Si la filosofía de la historia y de la técnica se enredó en el Titanic, la filosofía moral secularizada se apropió del terremoto de Lisboa. Un año antes de la Teoría de los sentimientos morales de Adam Smith, Voltaire escribió su Cándido o el optimismo para ridiculizar la teodicea de Leibniz, que pretendía explicar la existencia del mal, a la vez que justificaba racionalmente la bondad de Dios. El personaje Pangloss, filósofo leibniziano, declara frente a tamaño desastre que las cosas no pueden ser de otra manera, que Dios no obra sin una razón afín a su bondad y que, por tanto, el mejor mundo posible incluye la desgracia del terrible terremoto. Semejante optimismo teológico pronto encuentra su irónico contrapunto en concepciones religiosas menos racionalistas: "La Universidad de Coimbra decidió que el espectáculo de varias personas quemadas a fuego lento, con gran ceremonia, es un remedio infalible contra los terremotos", prosigue Voltaire. Y así dos portugueses, un vizcaíno y un Pangloss desmentido en su propia carne son víctimas de un auto de fe (que efectivamente tuvo lugar en Lisboa el 20 de diciembre del mismo año).

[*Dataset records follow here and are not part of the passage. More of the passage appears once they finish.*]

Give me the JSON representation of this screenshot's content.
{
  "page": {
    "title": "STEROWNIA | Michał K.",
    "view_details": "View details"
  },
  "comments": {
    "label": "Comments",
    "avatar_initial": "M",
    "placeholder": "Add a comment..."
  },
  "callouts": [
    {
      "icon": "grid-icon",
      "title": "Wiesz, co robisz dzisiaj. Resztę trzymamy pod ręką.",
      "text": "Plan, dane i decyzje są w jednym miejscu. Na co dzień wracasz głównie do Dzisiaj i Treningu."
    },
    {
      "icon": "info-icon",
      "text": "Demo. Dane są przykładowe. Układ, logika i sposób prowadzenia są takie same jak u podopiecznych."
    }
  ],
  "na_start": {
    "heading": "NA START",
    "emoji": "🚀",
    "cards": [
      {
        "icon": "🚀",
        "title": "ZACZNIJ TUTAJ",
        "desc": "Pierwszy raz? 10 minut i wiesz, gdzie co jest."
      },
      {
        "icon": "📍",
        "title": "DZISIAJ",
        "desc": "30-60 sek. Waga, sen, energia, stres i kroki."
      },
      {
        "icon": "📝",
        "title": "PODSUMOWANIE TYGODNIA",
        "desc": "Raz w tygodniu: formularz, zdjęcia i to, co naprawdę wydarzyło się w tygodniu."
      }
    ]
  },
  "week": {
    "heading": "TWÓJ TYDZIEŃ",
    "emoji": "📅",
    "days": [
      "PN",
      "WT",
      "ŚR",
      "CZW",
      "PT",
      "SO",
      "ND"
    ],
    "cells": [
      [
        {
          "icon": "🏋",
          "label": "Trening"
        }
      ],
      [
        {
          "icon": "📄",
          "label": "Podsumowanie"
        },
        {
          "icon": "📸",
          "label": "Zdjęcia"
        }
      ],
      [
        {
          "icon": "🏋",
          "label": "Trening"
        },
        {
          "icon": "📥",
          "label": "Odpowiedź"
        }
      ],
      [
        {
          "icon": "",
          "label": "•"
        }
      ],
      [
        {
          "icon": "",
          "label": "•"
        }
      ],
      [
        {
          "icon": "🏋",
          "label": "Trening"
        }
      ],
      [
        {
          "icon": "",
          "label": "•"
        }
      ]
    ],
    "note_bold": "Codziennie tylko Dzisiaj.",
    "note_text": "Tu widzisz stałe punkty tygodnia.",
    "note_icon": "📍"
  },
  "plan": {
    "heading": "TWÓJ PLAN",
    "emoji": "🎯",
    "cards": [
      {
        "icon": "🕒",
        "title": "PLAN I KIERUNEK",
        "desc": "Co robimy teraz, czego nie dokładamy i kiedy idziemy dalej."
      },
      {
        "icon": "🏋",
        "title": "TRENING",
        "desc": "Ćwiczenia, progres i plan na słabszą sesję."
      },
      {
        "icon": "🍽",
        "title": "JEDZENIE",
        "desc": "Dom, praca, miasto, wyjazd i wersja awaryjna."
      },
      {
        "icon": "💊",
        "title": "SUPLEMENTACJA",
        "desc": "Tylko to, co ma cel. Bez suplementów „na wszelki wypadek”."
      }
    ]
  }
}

El Katrina en su paso por Luisiana ya no es la ocasión para pensar el mal en la historia y la bondad de Dios, tampoco sobre la arrogancia de la técnica y la idea de progreso. Ni la teología, ni la filosofía, sino la política y sólo la política es desde donde se piensa, y da a pensar, desastre semejante. El ojo de ese huracán condensa simbólicamente hasta qué punto ésta y la sociología son casi las únicas formas en las que ahora pensamos el presente. Imprevisión, ineficacia, desorden administrativo, profundas fracturas de clase, absurda militarización del primer socorro, patente incapacidad de altos responsables políticos y administrativos cuyo cargo deben al clientelismo electoral, tribalismo armado, necesidad urgente de ayuda exterior... En fin, el ídolo con pies de barro, el tercer mundo inscrito en la primera potencia planetaria, la incertidumbre provocada por la intuición plástica de que otra u otras ocuparán más pronto que tarde su lugar. De hecho, podría usarse en la descripción de lo visto las mismas expresiones que aplicó Jünger a la tragedia del Titanic: tras el arrogante optimismo y el lujo, el pánico y la destrucción catastrófica. Las mismas expresiones sí, pero en un sentido diferente. Por eso sentimos el Katrina y sus víctimas tan cercanos. Por eso tanta desventura nos conmueve tanto.
Nicolás Sánchez Durá es profesor del departamento de Metafísica y Teoría del Conocimiento de la Universitat de València.